また今回も思わず唸ってしまうような数字が示されてしまいました。
中学を卒業するとほとんどの生徒が高校に進学すると思いますが、全日制を望んでいながらも定員が少なければその望みを叶えることは難しいということになってしまいますね。
リセマムのこちら↑の記事によると、今年度の神奈川県の中学卒業予定者は昨年度に比べて870人増加の見込み。しかし、全日制高校の募集定員は400人増。
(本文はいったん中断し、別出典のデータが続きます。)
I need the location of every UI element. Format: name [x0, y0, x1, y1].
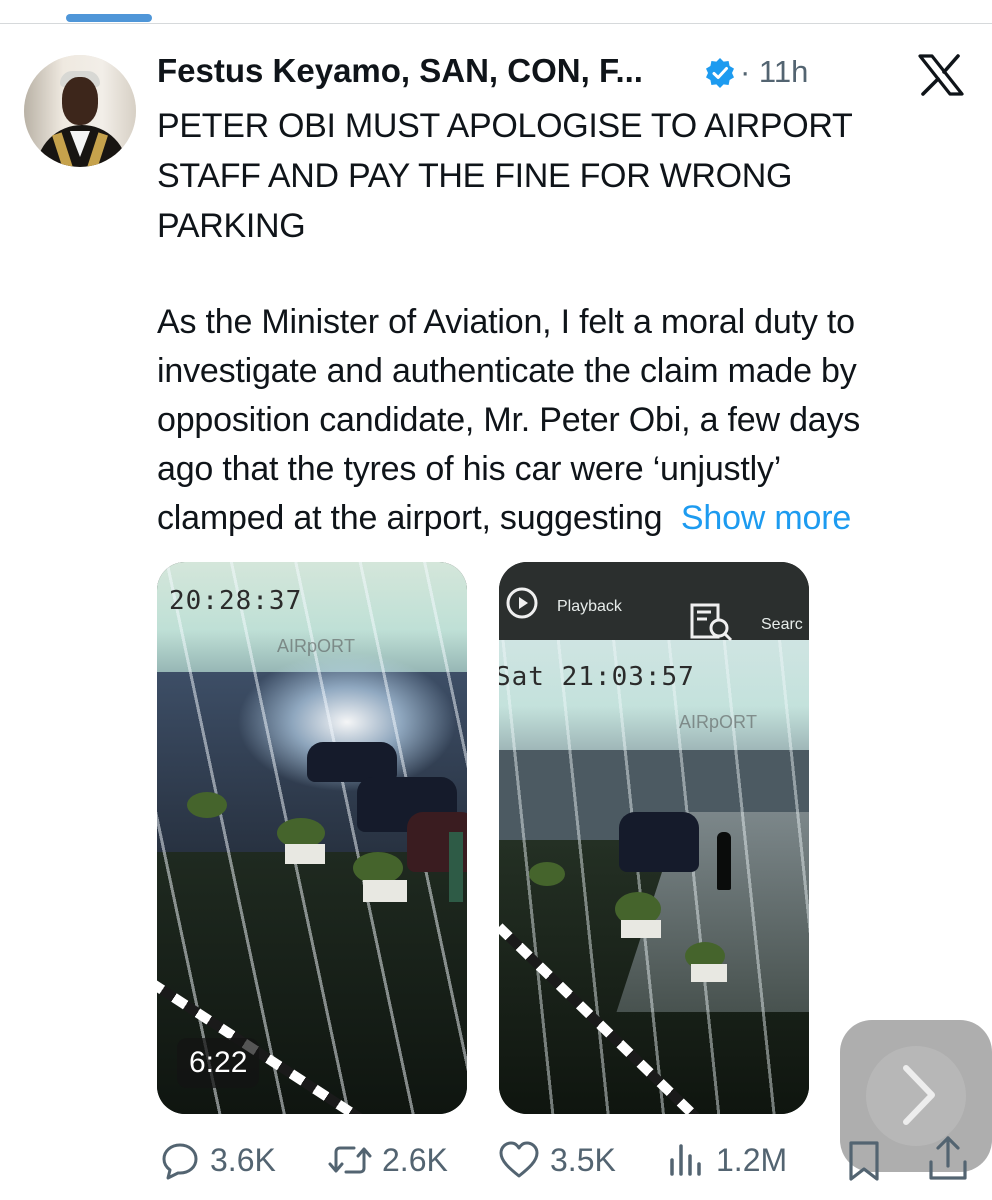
repost-count: 2.6K — [382, 1141, 448, 1178]
avatar[interactable] — [24, 55, 136, 167]
scene-car — [307, 742, 397, 782]
headline-line: PARKING — [157, 207, 306, 245]
verified-badge-icon — [706, 58, 734, 88]
scene-car — [619, 812, 699, 872]
view-count: 1.2M — [716, 1141, 788, 1178]
scene-plant — [187, 792, 227, 818]
scene-person — [717, 832, 731, 890]
scene-planter — [363, 880, 407, 902]
avatar-face — [62, 77, 98, 125]
scene-plant — [529, 862, 565, 886]
body-line: As the Minister of Aviation, I felt a mo… — [157, 303, 855, 341]
top-tab-indicator — [66, 14, 152, 22]
headline-line: PETER OBI MUST APOLOGISE TO AIRPORT — [157, 107, 853, 145]
x-logo-icon[interactable] — [918, 54, 964, 96]
body-line-last: clamped at the airport, suggesting Show … — [157, 494, 977, 543]
bookmark-icon[interactable] — [846, 1140, 882, 1182]
body-line: opposition candidate, Mr. Peter Obi, a f… — [157, 401, 861, 439]
reply-button[interactable]: 3.6K — [160, 1138, 276, 1182]
body-line: ago that the tyres of his car were ‘unju… — [157, 450, 782, 488]
scene-planter — [691, 964, 727, 982]
repost-button[interactable]: 2.6K — [328, 1138, 448, 1182]
mirrored-sign-text: TЯOqЯIA — [277, 636, 356, 656]
mirrored-sign-text: TЯOqЯIA — [679, 712, 758, 732]
scene-planter — [621, 920, 661, 938]
search-label[interactable]: Searc — [761, 616, 803, 634]
video-thumbnail-2[interactable]: Playback Searc Sat 21:03:57 TЯOqЯIA — [499, 562, 809, 1114]
body-line: investigate and authenticate the claim m… — [157, 352, 857, 390]
repost-icon — [328, 1146, 372, 1174]
views-button[interactable]: 1.2M — [666, 1138, 787, 1182]
search-icon[interactable] — [689, 602, 735, 644]
top-divider — [0, 23, 992, 24]
scene-sign — [449, 832, 463, 902]
video-2-scene — [499, 562, 809, 1114]
scene-planter — [285, 844, 325, 864]
share-icon[interactable] — [926, 1134, 970, 1182]
cctv-timestamp: 20:28:37 — [169, 586, 303, 616]
like-count: 3.5K — [550, 1141, 616, 1178]
playback-icon[interactable] — [505, 586, 539, 620]
reply-count: 3.6K — [210, 1141, 276, 1178]
tweet-headline: PETER OBI MUST APOLOGISE TO AIRPORT STAF… — [157, 101, 947, 251]
cctv-timestamp: Sat 21:03:57 — [499, 662, 695, 692]
video-duration: 6:22 — [177, 1038, 260, 1088]
author-name[interactable]: Festus Keyamo, SAN, CON, F... — [157, 52, 643, 90]
headline-line: STAFF AND PAY THE FINE FOR WRONG — [157, 157, 793, 195]
chevron-right-icon — [903, 1065, 935, 1125]
show-more-link[interactable]: Show more — [681, 499, 851, 537]
like-button[interactable]: 3.5K — [498, 1138, 616, 1182]
like-icon — [499, 1141, 539, 1178]
video-thumbnail-1[interactable]: 20:28:37 TЯOqЯIA 6:22 — [157, 562, 467, 1114]
playback-label[interactable]: Playback — [557, 598, 622, 616]
views-icon — [670, 1144, 701, 1176]
reply-icon — [162, 1143, 198, 1180]
tweet-time[interactable]: · 11h — [740, 54, 808, 90]
body-line: clamped at the airport, suggesting — [157, 499, 663, 537]
tweet-body: As the Minister of Aviation, I felt a mo… — [157, 298, 977, 543]
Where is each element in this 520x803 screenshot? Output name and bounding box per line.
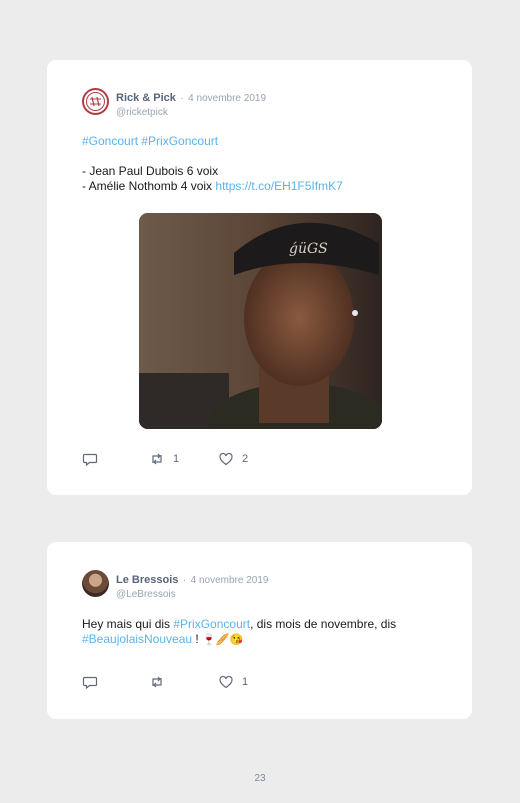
hashtag-link[interactable]: #Goncourt #PrixGoncourt bbox=[82, 134, 218, 148]
tweet-card: Le Bressois · 4 novembre 2019 @LeBressoi… bbox=[47, 542, 472, 719]
like-count: 1 bbox=[242, 676, 249, 688]
tweet-line: - Amélie Nothomb 4 voix https://t.co/EH1… bbox=[82, 179, 343, 194]
avatar[interactable] bbox=[82, 88, 109, 115]
author-info: Le Bressois · 4 novembre 2019 @LeBressoi… bbox=[116, 570, 268, 600]
user-handle[interactable]: @ricketpick bbox=[116, 107, 266, 118]
like-count: 2 bbox=[242, 453, 249, 465]
tweet-url-link[interactable]: https://t.co/EH1F5IfmK7 bbox=[215, 179, 342, 193]
tweet-image[interactable]: ǵüGS bbox=[139, 213, 382, 429]
like-button[interactable]: 2 bbox=[218, 451, 248, 467]
hashtag-link[interactable]: #PrixGoncourt bbox=[173, 617, 250, 631]
emoji-sequence: 🍷🥖😘 bbox=[202, 634, 244, 646]
display-name[interactable]: Rick & Pick bbox=[116, 92, 176, 104]
separator: · bbox=[180, 93, 184, 104]
retweet-icon bbox=[152, 676, 162, 688]
svg-text:ǵüGS: ǵüGS bbox=[289, 240, 328, 257]
tweet-text-part: , dis mois de novembre, dis bbox=[250, 617, 397, 631]
hashtag-link[interactable]: #BeaujolaisNouveau bbox=[82, 632, 192, 646]
tweet-text-part: Hey mais qui dis bbox=[82, 617, 174, 631]
tweet-line: - Jean Paul Dubois 6 voix bbox=[82, 164, 219, 178]
page-number: 23 bbox=[254, 773, 266, 784]
retweet-icon bbox=[152, 453, 162, 465]
separator: · bbox=[182, 575, 187, 586]
user-handle[interactable]: @LeBressois bbox=[116, 589, 268, 600]
tweet-date[interactable]: 4 novembre 2019 bbox=[191, 575, 269, 586]
like-button[interactable]: 1 bbox=[218, 674, 248, 690]
tweet-date[interactable]: 4 novembre 2019 bbox=[188, 93, 266, 104]
retweet-button[interactable]: 1 bbox=[149, 451, 179, 467]
tweet-card: Rick & Pick · 4 novembre 2019 @ricketpic… bbox=[47, 60, 472, 495]
retweet-button[interactable] bbox=[149, 674, 173, 690]
rick-pick-logo-icon bbox=[86, 92, 105, 111]
heart-icon bbox=[219, 452, 233, 466]
retweet-count: 1 bbox=[173, 453, 180, 465]
reply-icon bbox=[82, 676, 98, 690]
reply-icon bbox=[82, 453, 98, 467]
author-info: Rick & Pick · 4 novembre 2019 @ricketpic… bbox=[116, 88, 266, 118]
tweet-photo: ǵüGS bbox=[139, 213, 382, 429]
tweet-line-text: - Amélie Nothomb 4 voix bbox=[82, 179, 216, 193]
tweet-text: Hey mais qui dis #PrixGoncourt, dis mois… bbox=[82, 617, 442, 648]
reply-button[interactable] bbox=[82, 674, 98, 690]
tweet-text: #Goncourt #PrixGoncourt - Jean Paul Dubo… bbox=[82, 134, 343, 194]
tweet-text-part: ! bbox=[192, 632, 203, 646]
display-name[interactable]: Le Bressois bbox=[116, 574, 178, 586]
heart-icon bbox=[219, 675, 233, 689]
avatar[interactable] bbox=[82, 570, 109, 597]
reply-button[interactable] bbox=[82, 451, 98, 467]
果たしてこの募集定員で全ての子どもたちの希望を叶えることができるのか、正直少し心配です。
進路指導にあたる先生方にとっても頭を抱える問題なのではないでしょうか。
ここ数年、相模原市でも県立高校の統廃合が進んでいて、保護者としても進路の選択肢が狭くなっていると感じています。
余談になりますが、相模原市に県立高校が増えた経緯には「公民館活動」が強く影響しています。公民館が有料化され、県立高校が統廃合で少なくなっていく。
社会教育の大切さが軽視されていくことで子どもの教育に皺寄せがいっているような気がします。
三太郎先生から補足資料をいただきました。
かつてあった相模原市内の県立高校
- 弥栄西、弥栄東→弥栄
- 新磯、相武台→相模原清陵
○弥栄、相模原青陵→相模原弥栄 - 大沢→相模原総合、城山→城山
- 相模大野→相模原中等
- 相模台工業、相模原工業技術→神奈川総合産業
今後の再編後の県立高校
相原、津久井、上溝、相模原、麻溝台、城山、上溝南、上鶴間、橋本、相模原中等、相模田名、総合産業、相模原弥栄、津久井定時、総合産業定時
(全日制13校、定時制2校)
市内の県立高校は、18校から13校に削減されたことになり、高校数で28%削減です。
神奈川県公私立学校協議会
県教育委員会、政令市教育委員会、私立中学高等学校協会で構成、オブザーバーとして公立中学校校長会、私学保護者、県立高校、県PTA協議会の各代表で構成
神奈川県公私立学校設置者会議
県知事、県政令市教育委員会、私立中学高校代表理事、横浜国立大学副学長、弁護士などで構成。
県内私学公立の入学定員目標は、神奈川県公私立学校協議会が作成した報告をもとに神奈川県公私立学校設置者会議で決定します。両会議とも教育に関することを取り扱います。
設置者会議のメンバーを御覧になればお分かりになると思いますが知事の承認がないと計画進学率は決められません。また、計画進学率に基づいて教育委員会が募集計画を策定します。なので知事の意向に沿う募集計画が決められることになります。
そういえば、政令指定都市で市立高校がないのは相模原市だけねんですよね。県立高校が削減されていく中で、新たに市立高校を設立することには疑問を持つ方もいらっしゃるかもしれませんが、子どもたちの学びの場の確保という意味では、県立高校が統廃合により削減されていく中だからこそ設立を検討する意味もあるのではないかと感じます。